A Lockton, maior corretora independente de seguros do mundo, divulgou os principais resultados da 10ª edição da sua Pesquisa de Benefícios, que registrou um aumento de mais de 340% de participações desde seu primeiro levantamento, em 2016. O estudo por sua vez, evidencia uma mudança estrutural no papel dos benefícios corporativos, cada vez mais integrados à gestão de riscos e à sustentabilidade dos custos assistenciais.
“Ao longo desses 10 anos, a pesquisa deixou de ser apenas um levantamento de práticas e consolidou-se como uma ferramenta de inteligência de mercado. O estudo, que começou com 142 participantes em 2016, agora permite que as empresas comparem seus programas, antecipem tendências e tomem decisões com base em dados, em um cenário cada vez mais complexo”, explica Cesar Lopes, Diretor Executivo da Lockton Brasil.
O crescimento da base de participantes também reflete o avanço do uso de dados e o benchmarking na tomada de decisão das empresas. Comparativos de mercado passam a orientar a estruturação de programas corporativos, contribuindo para maior previsibilidade de impacto financeiro e equilíbrio entre competitividade e eficiência.

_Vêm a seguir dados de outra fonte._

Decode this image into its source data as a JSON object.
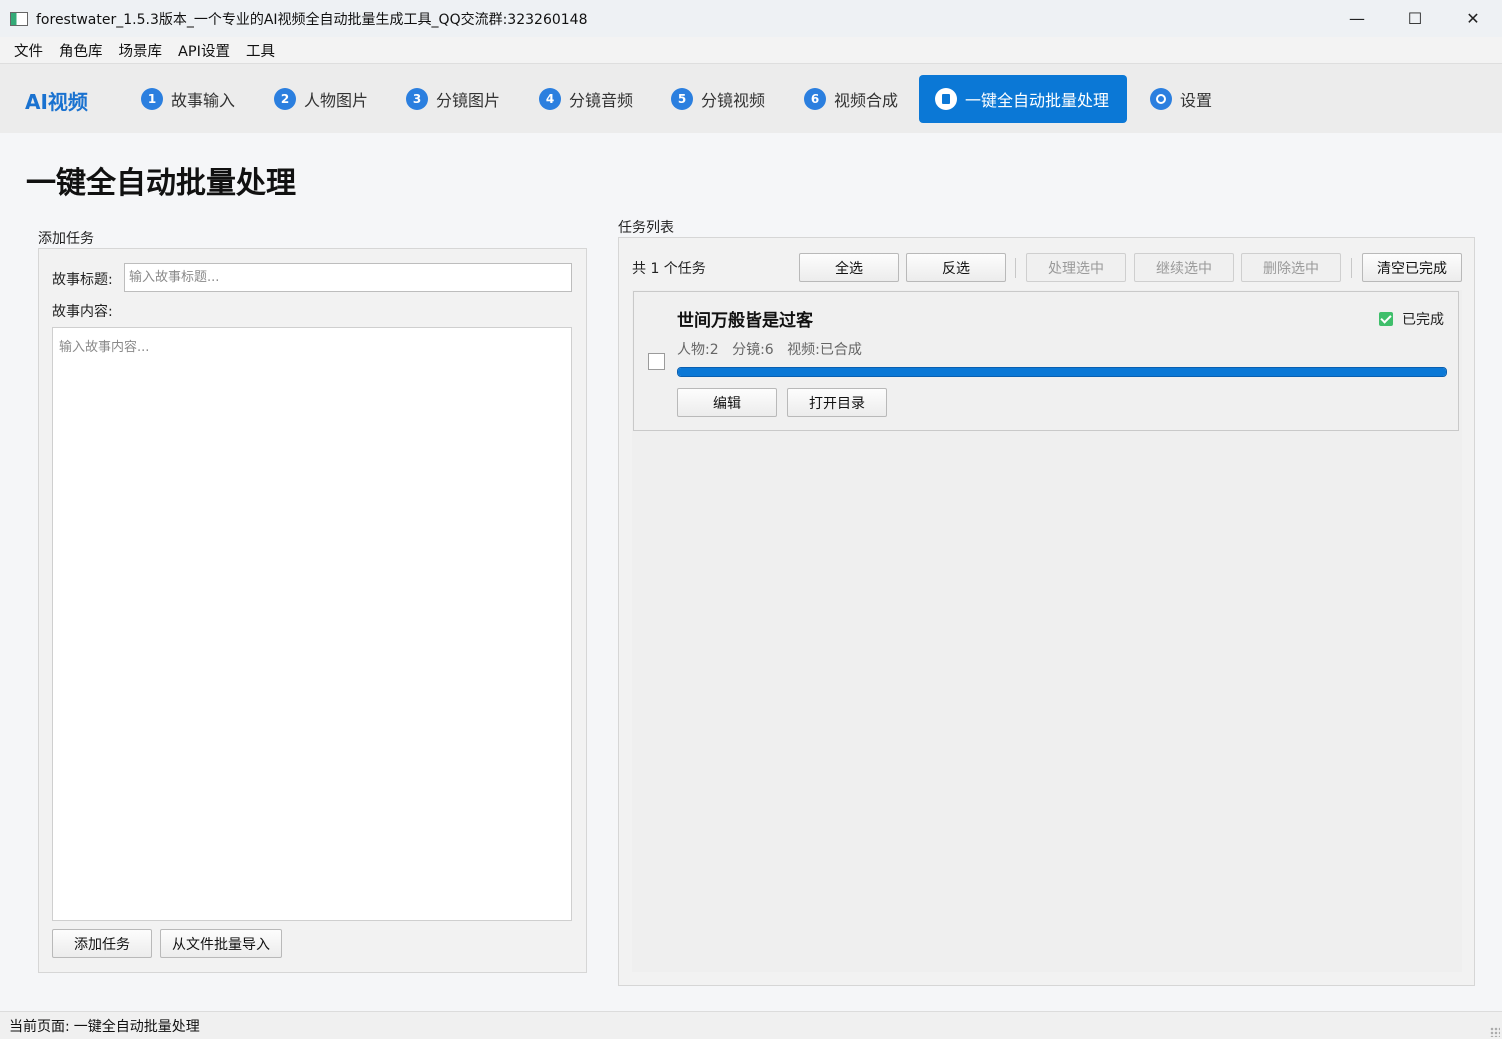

“De acordo com a pesquisa, 63% das empresas já consideram os benefícios parte central da proposta de valor ao colaborador, o que reforça o papel cada vez mais estratégico desse tema dentro das organizações, especialmente quando conectado à gestão de saúde e à previsibilidade de custos”, afirma Cesar.
Telemedicina, parentalidade e benefícios flexíveis são temas recorrentes ao RH
O estudo mostra que programas de telemedicina e terapia online vêm sendo ampliados pelas empresas como forma de ampliar o acesso ao cuidado e atuar de forma preventiva. Atualmente, 86% das empresas participantes oferecem serviços de telemedicina, enquanto a oferta de terapia online apresentou crescimento de 33% até 2025, indicando a consolidação dessas soluções na estratégia de saúde corporativa. Isto é um reflexo do contexto atual: em 2023, o INSS registrou o afastamento por transtornos mentais de mais de 288 mil beneficiários, trazendo mais atenção aos riscos psicossociais nas empresas.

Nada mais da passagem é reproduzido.